Called Vasalgel, it lets through semen but not sperm, and is intended to be washed out by another injection when men want the use of their sperm back. The blocked sperm are cleared from the epididymis and eaten up by immune cells, as happens normally if a man hasn’t had an orgasm for a while. Lissner publicises Vasalgel energetically, and one glance at its thriving Facebook page should dispel any doubts that men would be interested. “People are crazy for Vasalgel, desperate for it,” she says. “We have over 32,000 people on the mailing list waiting to hear about clinical trials.”
One man who’s keen to try it is Justin Terry, a married 30-year-old machinist who makes vehicle parts in Alabama. He and his wife don’t have children, and his wife is taking the contraceptive pill. “We’ve been married ten years,” Justin says. “She doesn’t want kids and neither do I, really. She wants to get off the pill.” The pill gives his wife tender breasts, and she is concerned about adverse effects of continuing to take it. As with hormonal approaches, his sperm would still flow for weeks after Vasalgel is injected, but this doesn’t bother Justin. He has considered vasectomy, as have I, but has hesitated in part because it’s not completely reversible. “Vasalgel sounds like it will be reversible and would involve much less invasive surgery,” he says.
Parsemus’s efforts have been helped by the David and Lucile Packard Foundation, also based in California, which provided $50,000 to help them test the approach in baboons. “We expected to be out of money last year and we’re not,” Lissner says. “But the clinical trial is half a million dollars, so that’s a different scale, and beyond that it’s multimillions.” The trial will involve about 30 men and will test Vasalgel as a vasectomy alternative, without looking at reversibility.
Knowing the field’s status, Lissner is not relying on government or the pharmaceutical industry. Instead, she’s looking for backing from wealthy ‘social investors’ – and of course potential end users – and is publicising what might be possible in the field to bring interested parties together. “The difference is that we have built an infrastructure where the public is able to channel its support,” she says.
On Blithe’s suggestion, I’m watching a documentary called The Great Sperm Race, made by the UK’s Channel 4, showing the journey sperm make through a woman’s uterus to her fallopian tube. It has cast people dressed in white clothing as sperm, dying in vast numbers. From millions of sperm ejaculated, just 20–100 get close enough to the egg to try to fertilise it.
As I watch, I imagine the white-clad actors instead represent the many possible male pills. There have been and still are masses of ideas, far more than I’ve been able to mention. Yet, like the unsuccessful sperm, so many have fallen by the wayside. I think of the contraceptive drug industry’s current status and I can’t help think we have missed its fertile period. If the perfect idea were to fight its way through development today, there’s only a tiny chance that there would be a partner to meet it and eventually produce a fully formed male pill from it.

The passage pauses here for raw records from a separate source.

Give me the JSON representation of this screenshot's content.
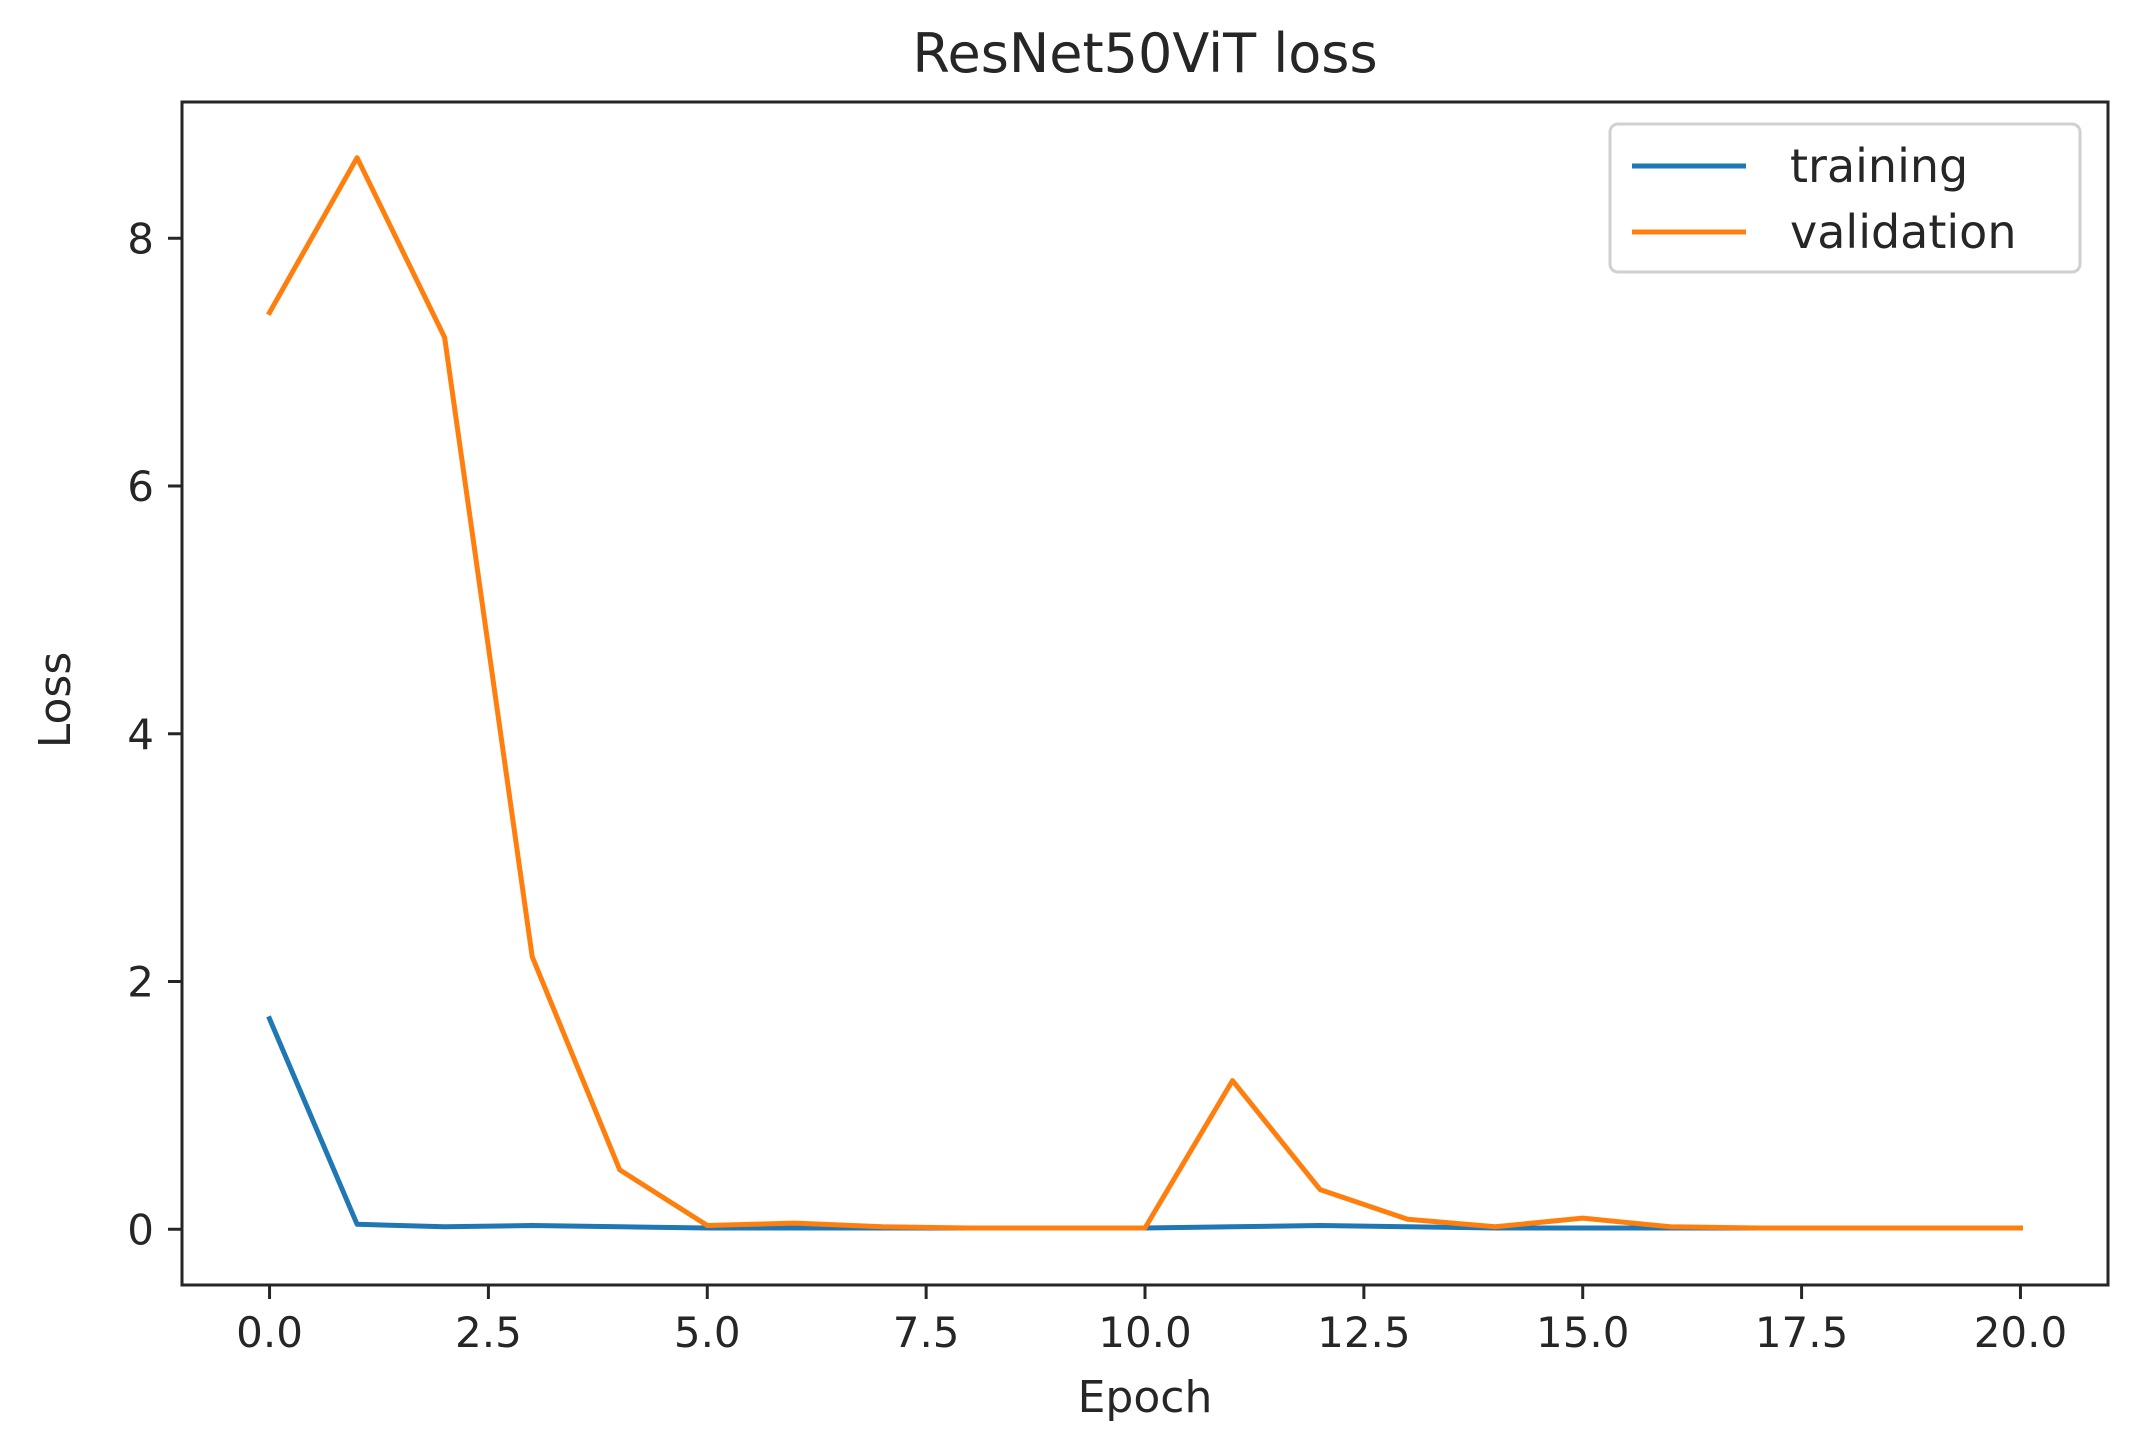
{
  "chart_data": {
    "type": "line",
    "title": "ResNet50ViT loss",
    "xlabel": "Epoch",
    "ylabel": "Loss",
    "xlim": [
      -1.0,
      21.0
    ],
    "ylim": [
      -0.45,
      9.1
    ],
    "xticks": [
      0,
      2.5,
      5,
      7.5,
      10,
      12.5,
      15,
      17.5,
      20
    ],
    "xtick_labels": [
      "0.0",
      "2.5",
      "5.0",
      "7.5",
      "10.0",
      "12.5",
      "15.0",
      "17.5",
      "20.0"
    ],
    "yticks": [
      0,
      2,
      4,
      6,
      8
    ],
    "ytick_labels": [
      "0",
      "2",
      "4",
      "6",
      "8"
    ],
    "grid": false,
    "legend_position": "top-right",
    "x": [
      0,
      1,
      2,
      3,
      4,
      5,
      6,
      7,
      8,
      9,
      10,
      11,
      12,
      13,
      14,
      15,
      16,
      17,
      18,
      19,
      20
    ],
    "series": [
      {
        "name": "training",
        "color": "#1f77b4",
        "values": [
          1.7,
          0.04,
          0.02,
          0.03,
          0.02,
          0.01,
          0.01,
          0.01,
          0.01,
          0.01,
          0.01,
          0.02,
          0.03,
          0.02,
          0.01,
          0.01,
          0.01,
          0.01,
          0.01,
          0.01,
          0.01
        ]
      },
      {
        "name": "validation",
        "color": "#ff7f0e",
        "values": [
          7.4,
          8.65,
          7.2,
          2.2,
          0.48,
          0.03,
          0.05,
          0.02,
          0.01,
          0.01,
          0.01,
          1.2,
          0.32,
          0.08,
          0.02,
          0.09,
          0.02,
          0.01,
          0.01,
          0.01,
          0.01
        ]
      }
    ]
  }
}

It seems obvious that if a new male contraceptive does make it to maturity, it will come thanks to the efforts of people like Blithe and Lissner. They, as much as anyone, are trying to create environments where the right technology can take seed. Without keen interest from the industry that we have traditionally relied on to supply our contraceptives, that requires enormous effort. Lissner’s energetic exertions to concentrate support from men like Justin Terry, my dad and me could prove critical.
And Lissner is adamant that the ideas that seem to have faltered are not dead, they’re just resting. “We keep collecting new methods and never finish the ones we have,” she fumes. “Pick one and make something! Finish the job!”